KATHMANDU, June 17: Prime MInister KP Sharma Oli has said that a member of the House of Representatives (HoR) can not extend their support to any member belonging to the opposition party as the Constitution of Nepal does not envision a partyless system.
Writing to the Supreme Court (SC) in response to its June 9 order, Prime Minister Oli argued that the members of parliament (MPs) can not go against party discipline. “One who is elected based on a party’s principles, ideology, policy and manifesto is not supposed to be independent to support the leader from another party in the course of new government formation,” he wrote, adding that the members of the ruling CPN-UML are not allowed to support Sher Bahadur Deuba as the new prime minister as per Article 76 (5) of the constitution.
In the written response, PM Oli has claimed that the act of nearly two dozen UML former members of the HoR cannot be deemed constitutional in a political system like ours which has adopted the parliamentary system.
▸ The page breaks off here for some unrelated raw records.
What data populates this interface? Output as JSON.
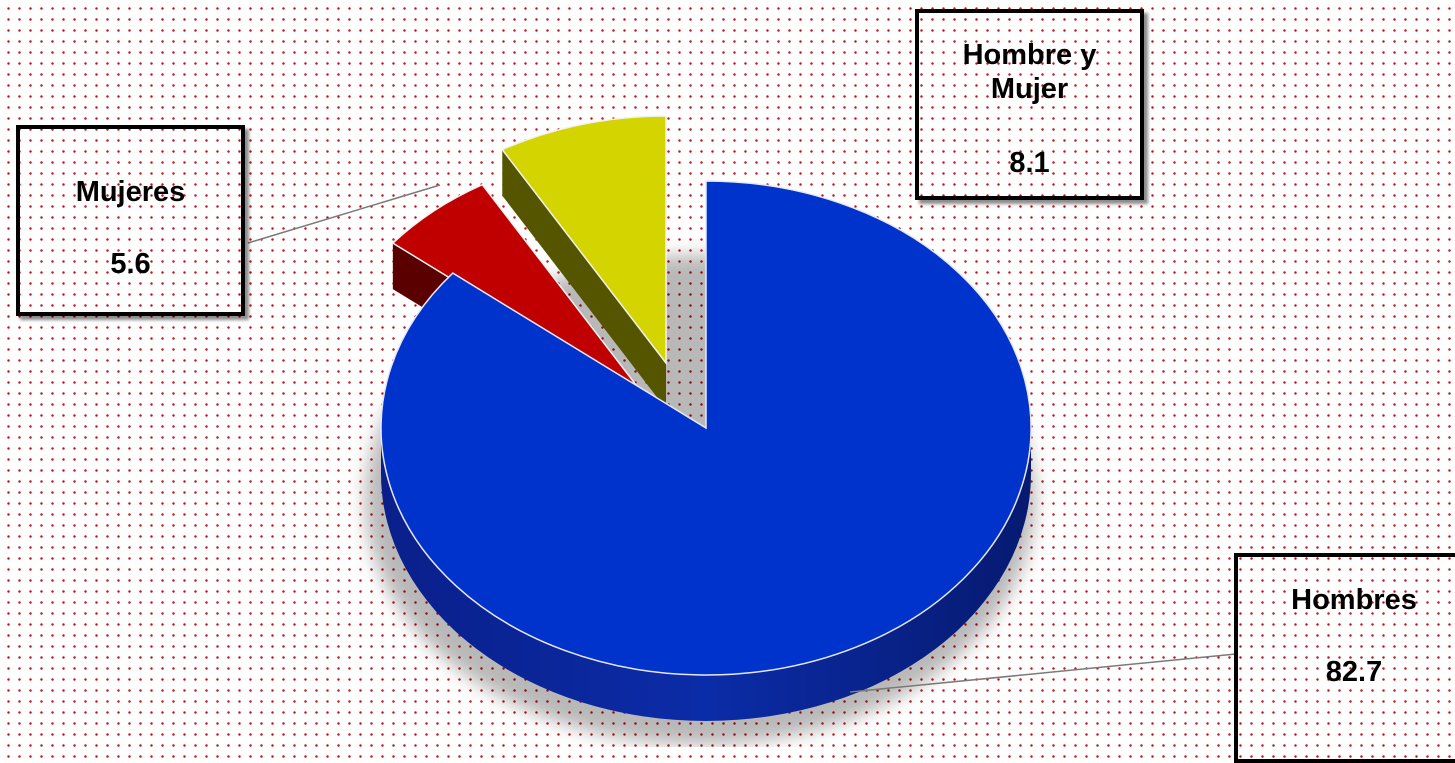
{
  "chart_data": {
    "type": "pie",
    "categories": [
      "Hombres",
      "Mujeres",
      "Hombre y Mujer"
    ],
    "values": [
      82.7,
      5.6,
      8.1
    ],
    "colors": [
      "#0033cc",
      "#c00000",
      "#d4d400"
    ],
    "side_colors": [
      "#001a80",
      "#5a0000",
      "#555500"
    ],
    "three_d": true,
    "exploded": [
      "Mujeres",
      "Hombre y Mujer"
    ],
    "grid": false,
    "legend": "none",
    "data_labels": "callouts"
  },
  "labels": {
    "mujeres": {
      "name": "Mujeres",
      "value": "5.6"
    },
    "hombre_y_mujer": {
      "name": "Hombre y Mujer",
      "value": "8.1"
    },
    "hombres": {
      "name": "Hombres",
      "value": "82.7"
    }
  }
}
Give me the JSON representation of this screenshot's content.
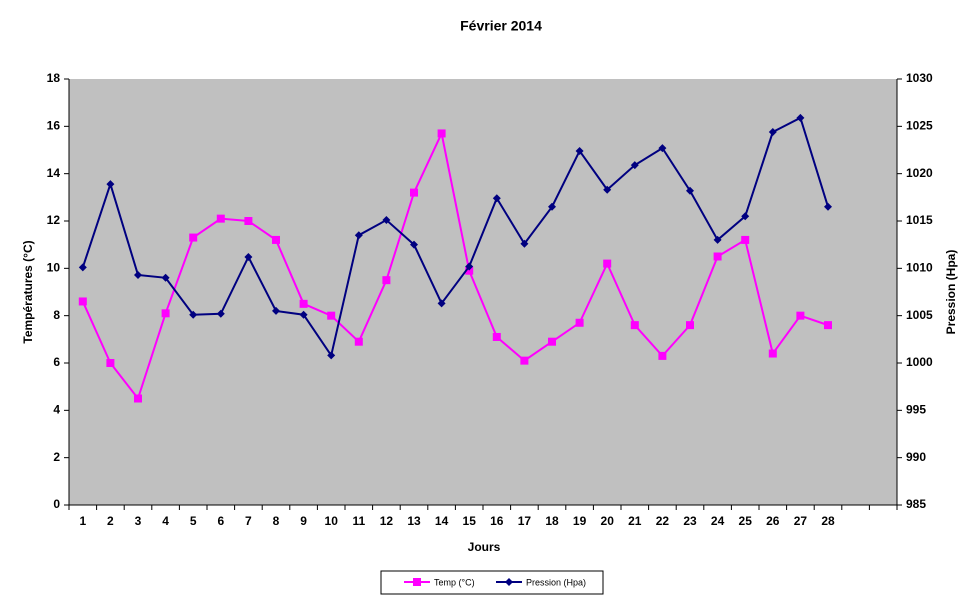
{
  "chart_data": {
    "type": "line",
    "title": "Février 2014",
    "x_label": "Jours",
    "y_label": "Températures (°C)",
    "y2_label": "Pression (Hpa)",
    "categories": [
      "1",
      "2",
      "3",
      "4",
      "5",
      "6",
      "7",
      "8",
      "9",
      "10",
      "11",
      "12",
      "13",
      "14",
      "15",
      "16",
      "17",
      "18",
      "19",
      "20",
      "21",
      "22",
      "23",
      "24",
      "25",
      "26",
      "27",
      "28",
      null,
      null
    ],
    "series": [
      {
        "name": "Temp (°C)",
        "color": "#ff00ff",
        "marker": "square",
        "values": [
          8.6,
          6.0,
          4.5,
          8.1,
          11.3,
          12.1,
          12.0,
          11.2,
          8.5,
          8.0,
          6.9,
          9.5,
          13.2,
          15.7,
          9.9,
          7.1,
          6.1,
          6.9,
          7.7,
          10.2,
          7.6,
          6.3,
          7.6,
          10.5,
          11.2,
          6.4,
          8.0,
          7.6,
          null,
          null
        ]
      },
      {
        "name": "Pression (Hpa)",
        "color": "#000080",
        "marker": "diamond",
        "axis": "y2",
        "values": [
          1010.1,
          1018.9,
          1009.3,
          1009.0,
          1005.1,
          1005.2,
          1011.2,
          1005.5,
          1005.1,
          1000.8,
          1013.5,
          1015.1,
          1012.5,
          1006.3,
          1010.2,
          1017.4,
          1012.6,
          1016.5,
          1022.4,
          1018.3,
          1020.9,
          1022.7,
          1018.2,
          1013.0,
          1015.5,
          1024.4,
          1025.9,
          1016.5,
          null,
          null
        ]
      }
    ],
    "ylim": [
      0,
      18
    ],
    "yticks": [
      0,
      2,
      4,
      6,
      8,
      10,
      12,
      14,
      16,
      18
    ],
    "y2lim": [
      985,
      1030
    ],
    "y2ticks": [
      985,
      990,
      995,
      1000,
      1005,
      1010,
      1015,
      1020,
      1025,
      1030
    ],
    "plot_background": "#c0c0c0"
  }
}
Earlier, the apex court asked the defendants including Prime Minister Oli, the Office of President and the Office of Prime Minister and Council of Ministers (OPMCM) to submit a written response by June 22 regarding the dissolution of the lower House of parliament. Hearing on the writ petitions registered against the House dissolution, a five-member Constitutional Bench headed by Chief Justice Cholendra Shumsher JBR sought written responses from the defendants to justify the dissolution of the House for a second time.
In his response, Oli has claimed that the writ petitioners including Nepali Congress (NC) President Sher Bahadur Deuba have violated the limitations and principles of the multi-party parliamentary system and party discipline.
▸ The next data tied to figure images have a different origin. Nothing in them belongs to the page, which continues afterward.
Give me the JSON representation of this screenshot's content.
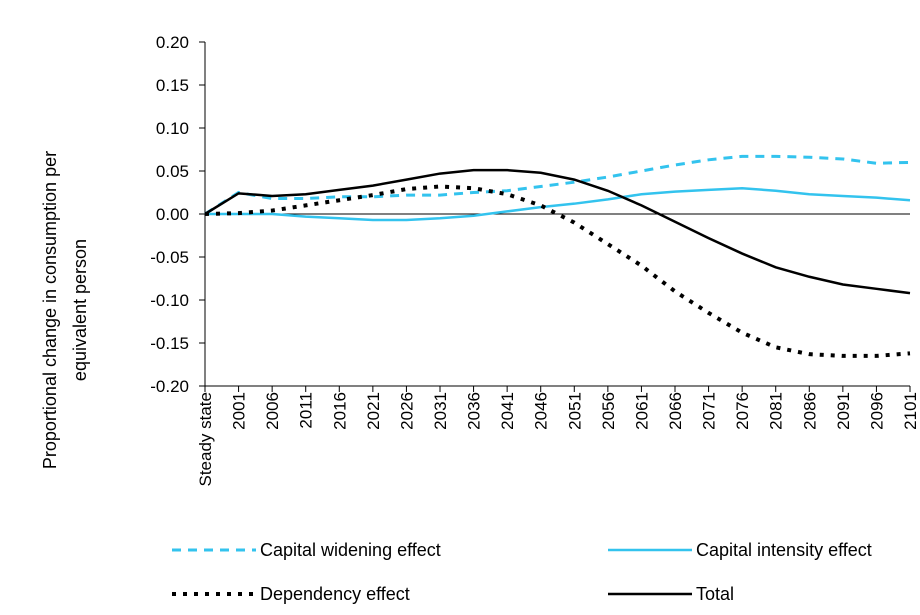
{
  "chart_data": {
    "type": "line",
    "y_label": "Proportional change in consumption per equivalent person",
    "categories": [
      "Steady state",
      "2001",
      "2006",
      "2011",
      "2016",
      "2021",
      "2026",
      "2031",
      "2036",
      "2041",
      "2046",
      "2051",
      "2056",
      "2061",
      "2066",
      "2071",
      "2076",
      "2081",
      "2086",
      "2091",
      "2096",
      "2101"
    ],
    "ylim": [
      -0.2,
      0.2
    ],
    "yticks": [
      {
        "value": -0.2,
        "label": "-0.20"
      },
      {
        "value": -0.15,
        "label": "-0.15"
      },
      {
        "value": -0.1,
        "label": "-0.10"
      },
      {
        "value": -0.05,
        "label": "-0.05"
      },
      {
        "value": 0,
        "label": "0.00"
      },
      {
        "value": 0.05,
        "label": "0.05"
      },
      {
        "value": 0.1,
        "label": "0.10"
      },
      {
        "value": 0.15,
        "label": "0.15"
      },
      {
        "value": 0.2,
        "label": "0.20"
      }
    ],
    "grid": false,
    "series": [
      {
        "name": "Capital widening effect",
        "color": "#33c3ee",
        "style": "dashed",
        "values": [
          0,
          0.025,
          0.018,
          0.018,
          0.02,
          0.02,
          0.022,
          0.022,
          0.025,
          0.027,
          0.032,
          0.037,
          0.043,
          0.05,
          0.057,
          0.063,
          0.067,
          0.067,
          0.066,
          0.064,
          0.059,
          0.06
        ]
      },
      {
        "name": "Capital intensity effect",
        "color": "#33c3ee",
        "style": "solid",
        "values": [
          0,
          0,
          0,
          -0.003,
          -0.005,
          -0.007,
          -0.007,
          -0.005,
          -0.002,
          0.003,
          0.008,
          0.012,
          0.017,
          0.023,
          0.026,
          0.028,
          0.03,
          0.027,
          0.023,
          0.021,
          0.019,
          0.016
        ]
      },
      {
        "name": "Dependency effect",
        "color": "#000000",
        "style": "dotted",
        "values": [
          0,
          0.001,
          0.004,
          0.01,
          0.016,
          0.022,
          0.029,
          0.032,
          0.03,
          0.023,
          0.01,
          -0.01,
          -0.035,
          -0.06,
          -0.09,
          -0.115,
          -0.138,
          -0.155,
          -0.163,
          -0.165,
          -0.165,
          -0.162
        ]
      },
      {
        "name": "Total",
        "color": "#000000",
        "style": "solid",
        "values": [
          0,
          0.024,
          0.021,
          0.023,
          0.028,
          0.033,
          0.04,
          0.047,
          0.051,
          0.051,
          0.048,
          0.04,
          0.027,
          0.01,
          -0.009,
          -0.028,
          -0.046,
          -0.062,
          -0.073,
          -0.082,
          -0.087,
          -0.092
        ]
      }
    ]
  }
}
It is to be noted that as many as 149 members of the dissolved House signed the petition submitted by NC President Deuba to President Bidya Devi Bhandari, while staking his claim to a new government as per Article 76 (5) on May 21. PM Oli, who had stated that he could not win a confidence motion as per Article 76 (4) and asked the president to initiate further processes, also laid his claim to form a new government. After President Bhandari dismissed the claims of Oli and Deuba, the Oli-led Cabinet recommended to the President to dissolve the House. Acting upon the recommendation, President Bhandari dissolved the 275-member lower House on May 22 for a second time. A couple of days after the dissolution, 146 MPs of the dissolved House reached the Supreme Court and registered the writ petition at the Supreme Court, demanding the reinstatement of the House and appointment of Deuba as the new PM.
Defending the House dissolution move, PM Oli has argued that the court cannot appoint the prime minister as it is only supposed to interpret the constitution and laws. “Article 76 has authorized no one except the president to appoint the prime minister,”
He has also claimed that no alternative government can be formed through the existing equation in the dissolved parliament.
In his 19-point response, Oli has presented a number of arguments to justify the second episode of House dissolution.
The Constitutional Bench is scheduled to resume hearing on the writ petitions starting June 23.